Minutes of the discussions in minutes released Wednesday showed that while Fed officials made a decision to keep a key rate unchanged at their January 31-Feb.

The Fed has raised its short-term interest-rate target just twice since the 2007-2009 financial crisis and recession, and many other global central banks have kept their rates pinned near zero or even below.

"With the spotlight on Trump's policy agenda, the Fed has taken a backseat as their response has become more sensitive to the president's fiscal initiatives", said Peter Ng, senior currency trader at Silicon Valley Bank in Santa Clara, California.

Earlier in the day, the People's Bank of China set the yuan's mid-point rate against the USA dollar at 6.8695, stronger by 135 basis points from the previous day.

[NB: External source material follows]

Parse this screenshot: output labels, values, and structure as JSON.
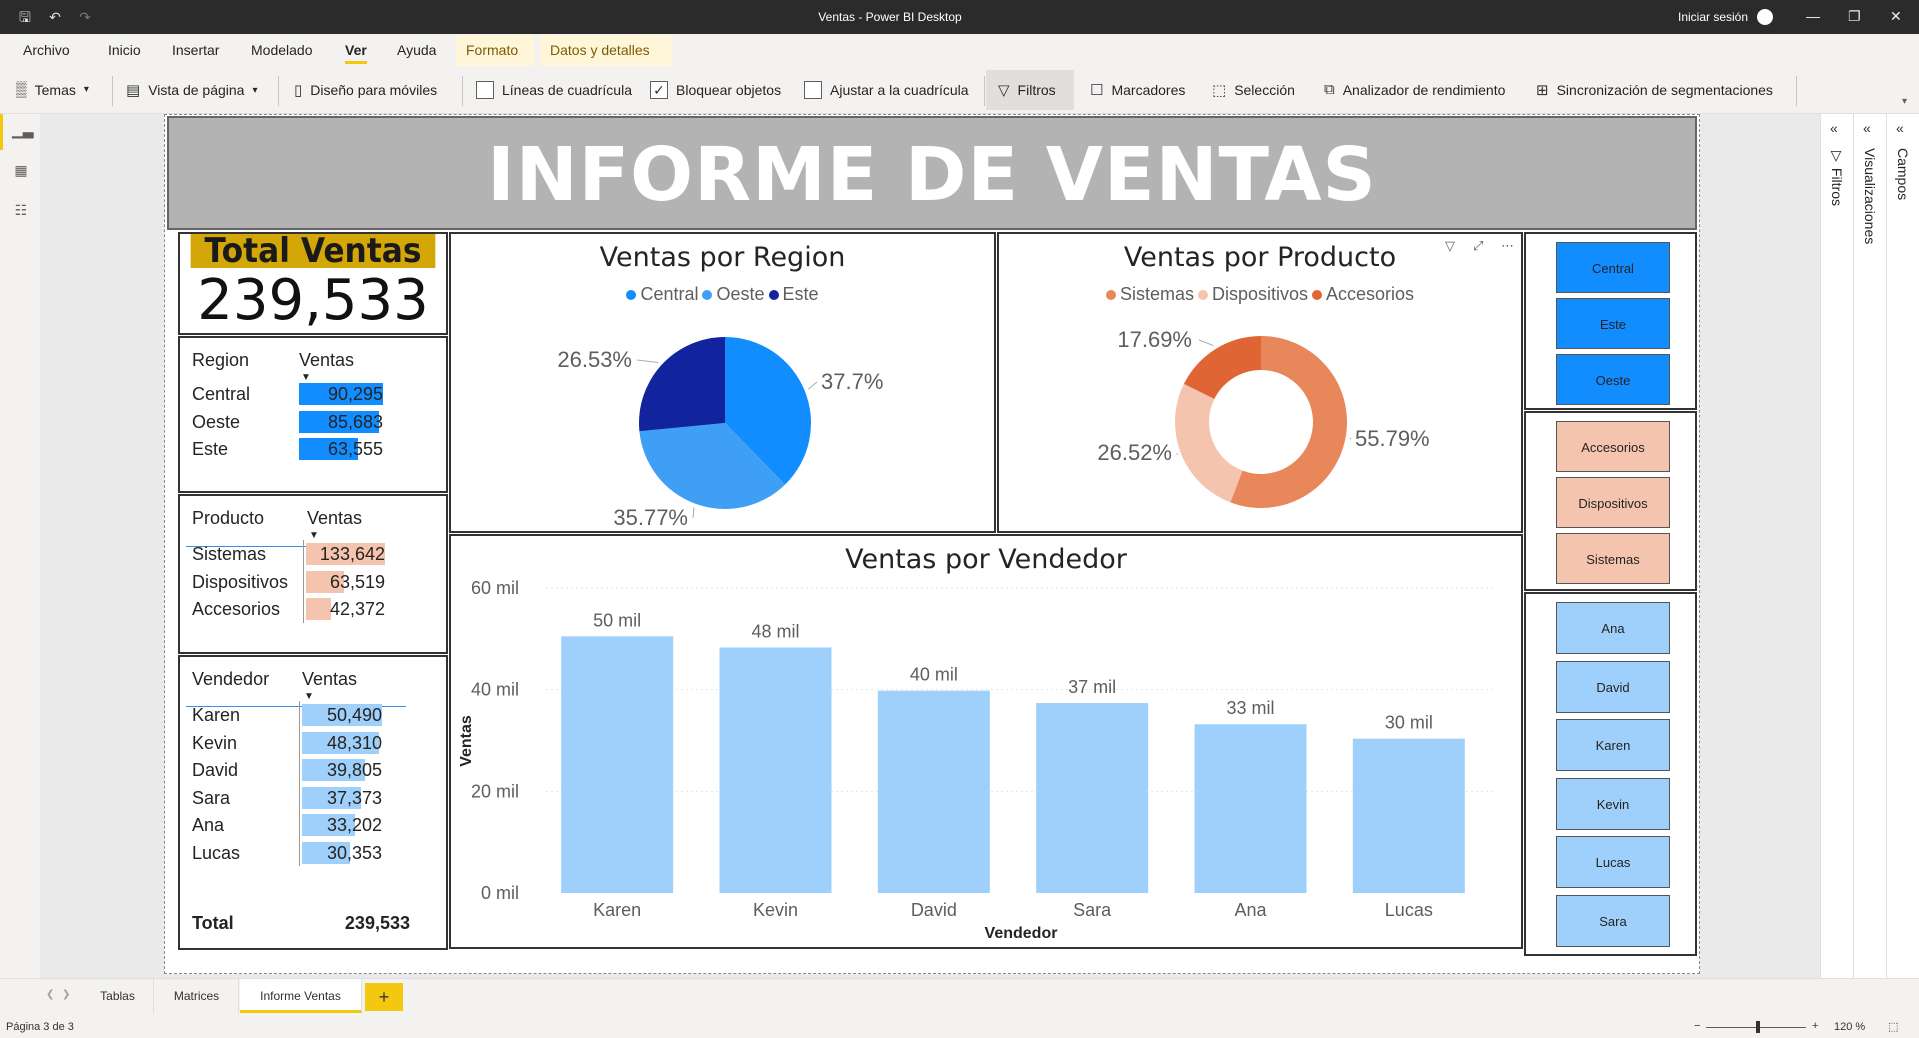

Fed officials forecast in December the economy would expand at a 2.1 percent annual rate this year, pushing the unemployment rate down to 4.5 percent. This is because the comments from these officials indicate that world's number one economy is in good shape and the Central bank has enough reasons to go for a rate hike.

That statement will add to rising expectations the FOMC might increase the benchmark rate at the March 14-15 meeting. But the discussion in the minutes might increase the possibility of a rate increase as soon as March.

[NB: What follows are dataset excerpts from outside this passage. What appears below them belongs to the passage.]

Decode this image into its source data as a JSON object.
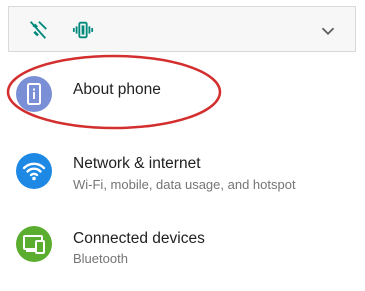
{
  "quick_settings": {
    "icons": [
      "do-not-disturb-off-icon",
      "vibrate-icon",
      "chevron-down-icon"
    ],
    "accent_color": "#00897b"
  },
  "settings": [
    {
      "title": "About phone",
      "subtitle": "",
      "icon": "phone-info-icon",
      "icon_color": "#7b8fd6"
    },
    {
      "title": "Network & internet",
      "subtitle": "Wi-Fi, mobile, data usage, and hotspot",
      "icon": "wifi-icon",
      "icon_color": "#1e88e5"
    },
    {
      "title": "Connected devices",
      "subtitle": "Bluetooth",
      "icon": "devices-icon",
      "icon_color": "#5aad2e"
    }
  ],
  "annotation": {
    "color": "#d32f2f"
  }
}
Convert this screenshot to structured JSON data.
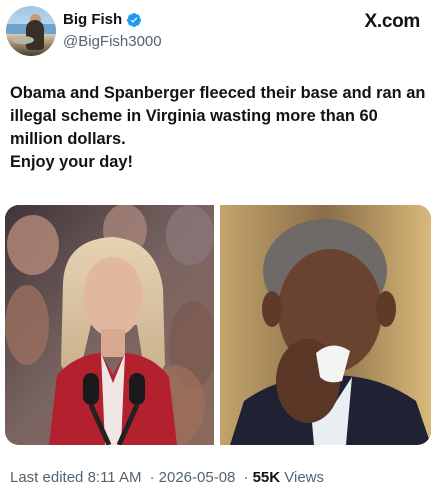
{
  "author": {
    "display_name": "Big Fish",
    "handle": "@BigFish3000",
    "verified": true,
    "avatar_icon": "avatar-photo"
  },
  "source_label": "X.com",
  "tweet": {
    "text": "Obama and Spanberger fleeced their base and ran an illegal scheme in Virginia wasting more than 60 million dollars.\nEnjoy your day!"
  },
  "media": {
    "count": 2
  },
  "meta": {
    "edited_label": "Last edited",
    "time": "8:11 AM",
    "date": "2026-05-08",
    "separator": "·",
    "views_count": "55K",
    "views_label": "Views"
  },
  "colors": {
    "text": "#0f1419",
    "muted": "#536471",
    "verified_blue": "#1d9bf0"
  }
}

Fed Chairwoman Janet Yellen suggested the Fed might raise rates as soon as March, without making a commitment to do so, when she told Congress last week a move might be appropriate "at our upcoming meetings".

Typically, the dollar appreciates when investors expect interest rates to rise more quickly because higher rates increase returns on dollar-denominated assets. A big concern for officials: uncertainty over President Trump's proposed economic policies.

Fed officials didn't advance their plans for the balance sheet, saying they'd address it in later meetings, according ot the minutes.